Demorou alguns segundos para que Dante conseguisse se recuperar por completo daquele choque. Mesmo com as incríveis semelhanças que a moça a sua frente tinha com sua falecida amiga de infância, ela era uma ameaça e estava apontando uma arma perigosa em sua direção, não demonstrando nenhum traço de medo de usá-la caso fosse necessário.
O vento frio soprava entre os prédios, fazendo com que o manto de Dante e o cabelo daquela guerreira dourada, balançarem de maneira harmônica, como se estivessem em uma dança, além de amplificar ainda mais a tensão que pairava sobre eles.
— Se renda agora, Estripador!! — O grito da garota era ríspido, realmente seria capaz de intimidar muitas pessoas — Você está completamente cercado, não tem para onde ir!!
Aquilo era verdade, e também um problema. A última coisa que Dante queria, era se tornar um marginal procurado para dificultar a sua procura pelos Rivers.
— Se eu falar que eu não sou o assassino que vocês procuram, provavelmente vão achar que eu estou mentindo, não é? — perguntava Dante, com sua voz calma e séria.
— Com toda certeza, nós não cairemos em nenhum de seus joguinhos!!
Jack então deu alguns passos à frente, fingindo estar mancando.
— Cuidado Aprendiz de Cavaleiro!! Pode não parecer, mas este homem é muito habilidoso!!!
Até mesmo o tom de voz de Jack tinha mudado por completo. Aquele cara realmente é um bom ator.
Os cavaleiros atrás deles começaram a sacar suas espadas e lanças, se preparando para lançar um ataque em massa.
Um fator que Dante poderia usar ao seu favor eram os becos estreitos, fazendo com que eles não pudessem vir todos de uma vez e o “labirinto” que era formado por eles, isso somado a sua habilidade de viajar pelas sombras poderia os despistar com facilidade. Agora ele tinha que passar por aquela cavaleira dourada, para que pudesse dar início ao seu plano.
Dante então ficou encarando a cavaleira por mais alguns instantes, que ele usou para discretamente guiar a mana para seus braços. Quando este trabalho estava concluído, em uma velocidade surpreendente, ele brandiu sua katana, que bateu contra a espada longa da garota, desta forma abrindo sua guarda por completo, mas ele não utilizou esta chance para a atacar e sim para correr.
As sombras se espalharam por todo o seu corpo e então Dante bateu em retirada, se locomovendo muito velozmente dentre as sombras.
Vendo a situação, os cavaleiros se assustaram, para só depois que conseguiram processar o acontecimento, correrem atrás de Dante.

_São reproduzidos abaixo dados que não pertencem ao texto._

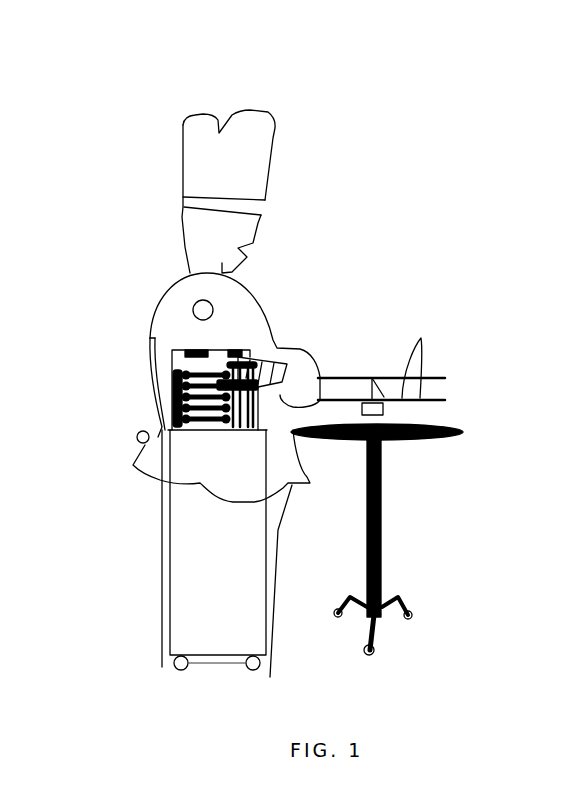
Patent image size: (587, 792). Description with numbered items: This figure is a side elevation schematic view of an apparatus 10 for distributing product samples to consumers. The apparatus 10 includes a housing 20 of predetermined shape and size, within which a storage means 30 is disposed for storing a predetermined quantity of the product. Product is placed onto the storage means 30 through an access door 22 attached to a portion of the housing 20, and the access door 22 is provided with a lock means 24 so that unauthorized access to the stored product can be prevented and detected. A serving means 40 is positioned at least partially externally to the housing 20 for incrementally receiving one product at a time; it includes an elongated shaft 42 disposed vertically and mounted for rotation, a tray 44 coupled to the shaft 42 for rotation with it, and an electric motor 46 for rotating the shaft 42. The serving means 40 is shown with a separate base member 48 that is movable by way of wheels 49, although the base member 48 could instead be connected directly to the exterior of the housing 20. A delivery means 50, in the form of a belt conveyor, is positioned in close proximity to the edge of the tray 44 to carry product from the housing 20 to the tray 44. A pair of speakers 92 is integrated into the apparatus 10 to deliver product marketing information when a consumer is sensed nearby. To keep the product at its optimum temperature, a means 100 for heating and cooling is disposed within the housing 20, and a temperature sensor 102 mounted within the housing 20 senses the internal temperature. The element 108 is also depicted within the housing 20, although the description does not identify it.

The apparatus 10 is at (158, 192).
The housing 20 is at (295, 497).
The access door 22 is at (155, 387).
The lock means 24 is at (138, 437).
The storage means 30 is at (143, 280).
The serving means 40 is at (478, 362).
The elongated shaft 42 is at (390, 377).
The tray 44 is at (428, 359).
The electric motor 46 is at (383, 410).
The base member 48 is at (382, 522).
The wheels 49 is at (375, 650).
The delivery means 50 is at (283, 340).
The speakers 92 is at (195, 302).
The means for heating and cooling 100 is at (193, 348).
The temperature sensor 102 is at (237, 350).
The coil stack 108 is at (162, 378).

A cavaleira dourada fez o mesmo, ajeitou sua postura novamente e começou a corrida, desta vez com uma incrível motivação, para consertar seu orgulho, que foi quebrado ao abaixar sua guarda e deixar o suspeito fugir. O único que teria ficado para trás era Jack. Ele apenas abriu mais um sorriso nojento em seu rosto e disse:
— Vamos ver como você se sai ao encontrar seus predadores, raposinha.
Por mais que Dante conseguisse se misturar às sombras, as pessoas ainda poderiam o ver, como se ele fosse um vulto passando em alta velocidade. Era difícil de se notar, porém com a devida atenção, seus perseguidores conseguiam o seguir, mas graças aos diversos caminhos que eram criados nos becos, o número de cavaleiros que estavam atrás de Dante tinha diminuído bastante.

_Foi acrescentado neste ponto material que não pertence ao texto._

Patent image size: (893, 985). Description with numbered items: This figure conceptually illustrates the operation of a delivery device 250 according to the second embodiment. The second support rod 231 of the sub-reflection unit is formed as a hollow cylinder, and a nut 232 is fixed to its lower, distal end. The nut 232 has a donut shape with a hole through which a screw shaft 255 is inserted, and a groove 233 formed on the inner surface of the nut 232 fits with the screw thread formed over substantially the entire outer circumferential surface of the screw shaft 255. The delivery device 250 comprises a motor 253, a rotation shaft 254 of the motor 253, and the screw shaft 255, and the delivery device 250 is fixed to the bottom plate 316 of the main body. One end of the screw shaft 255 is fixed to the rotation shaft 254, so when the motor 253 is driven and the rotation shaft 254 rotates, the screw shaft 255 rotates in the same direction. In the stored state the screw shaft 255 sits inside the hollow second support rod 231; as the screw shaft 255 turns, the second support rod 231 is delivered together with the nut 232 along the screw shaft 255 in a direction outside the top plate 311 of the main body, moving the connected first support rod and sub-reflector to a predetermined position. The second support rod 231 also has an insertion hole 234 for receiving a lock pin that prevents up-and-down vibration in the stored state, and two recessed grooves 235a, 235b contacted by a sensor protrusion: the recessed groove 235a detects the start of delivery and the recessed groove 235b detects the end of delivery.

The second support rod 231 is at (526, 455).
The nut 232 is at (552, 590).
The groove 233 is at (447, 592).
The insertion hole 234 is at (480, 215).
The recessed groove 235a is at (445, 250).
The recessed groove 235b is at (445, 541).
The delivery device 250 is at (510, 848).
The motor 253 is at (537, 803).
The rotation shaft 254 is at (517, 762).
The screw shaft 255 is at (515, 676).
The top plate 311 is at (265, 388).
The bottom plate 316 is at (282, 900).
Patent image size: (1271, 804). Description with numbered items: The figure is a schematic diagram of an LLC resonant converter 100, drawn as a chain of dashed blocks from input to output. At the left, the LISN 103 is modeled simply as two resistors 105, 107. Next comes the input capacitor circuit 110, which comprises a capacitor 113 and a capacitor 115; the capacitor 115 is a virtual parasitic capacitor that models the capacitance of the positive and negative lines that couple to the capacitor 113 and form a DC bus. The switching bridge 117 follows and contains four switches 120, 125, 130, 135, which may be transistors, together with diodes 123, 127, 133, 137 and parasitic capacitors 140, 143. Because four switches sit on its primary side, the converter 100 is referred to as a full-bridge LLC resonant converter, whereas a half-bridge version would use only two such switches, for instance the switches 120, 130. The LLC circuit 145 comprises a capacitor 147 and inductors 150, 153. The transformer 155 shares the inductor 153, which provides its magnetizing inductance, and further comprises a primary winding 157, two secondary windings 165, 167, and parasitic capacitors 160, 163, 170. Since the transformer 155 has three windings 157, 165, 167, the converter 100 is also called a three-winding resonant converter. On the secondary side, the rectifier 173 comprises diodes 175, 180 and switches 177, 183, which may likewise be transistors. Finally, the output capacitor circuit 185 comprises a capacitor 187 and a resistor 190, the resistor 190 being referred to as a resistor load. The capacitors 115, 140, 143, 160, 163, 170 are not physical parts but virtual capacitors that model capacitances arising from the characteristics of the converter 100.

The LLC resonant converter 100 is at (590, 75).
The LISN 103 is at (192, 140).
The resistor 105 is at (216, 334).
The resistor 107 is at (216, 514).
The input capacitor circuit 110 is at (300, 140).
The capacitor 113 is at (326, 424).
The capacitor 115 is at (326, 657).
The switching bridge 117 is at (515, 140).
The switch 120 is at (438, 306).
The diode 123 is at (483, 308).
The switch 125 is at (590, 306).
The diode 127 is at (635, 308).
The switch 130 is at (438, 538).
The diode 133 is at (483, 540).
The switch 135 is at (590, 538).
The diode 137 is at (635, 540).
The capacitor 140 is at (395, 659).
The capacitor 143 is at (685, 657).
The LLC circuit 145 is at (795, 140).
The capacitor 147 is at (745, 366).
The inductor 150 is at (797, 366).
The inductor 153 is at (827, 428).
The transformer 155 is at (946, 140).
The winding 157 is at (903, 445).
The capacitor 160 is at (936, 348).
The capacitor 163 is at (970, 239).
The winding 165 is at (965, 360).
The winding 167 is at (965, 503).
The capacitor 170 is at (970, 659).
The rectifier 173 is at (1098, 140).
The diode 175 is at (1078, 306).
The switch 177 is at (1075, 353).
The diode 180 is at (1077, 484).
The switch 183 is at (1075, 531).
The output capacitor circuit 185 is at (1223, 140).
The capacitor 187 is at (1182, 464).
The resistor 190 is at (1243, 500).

Em determinado momento em sua fuga, Dante virou rapidamente em uma esquina, seus perseguidores viram isso e fizeram o mesmo, mas se surpreenderam ao dar de cara com a enorme parede de um prédio. O pequeno grupo olhava para os lados à procura do encapuzado, mas não encontraram nenhum sinal dele.
— Essa foi por pouco, pensou Dante, agora é melhor eu fugir e esperar tudo se acalmar na cidade.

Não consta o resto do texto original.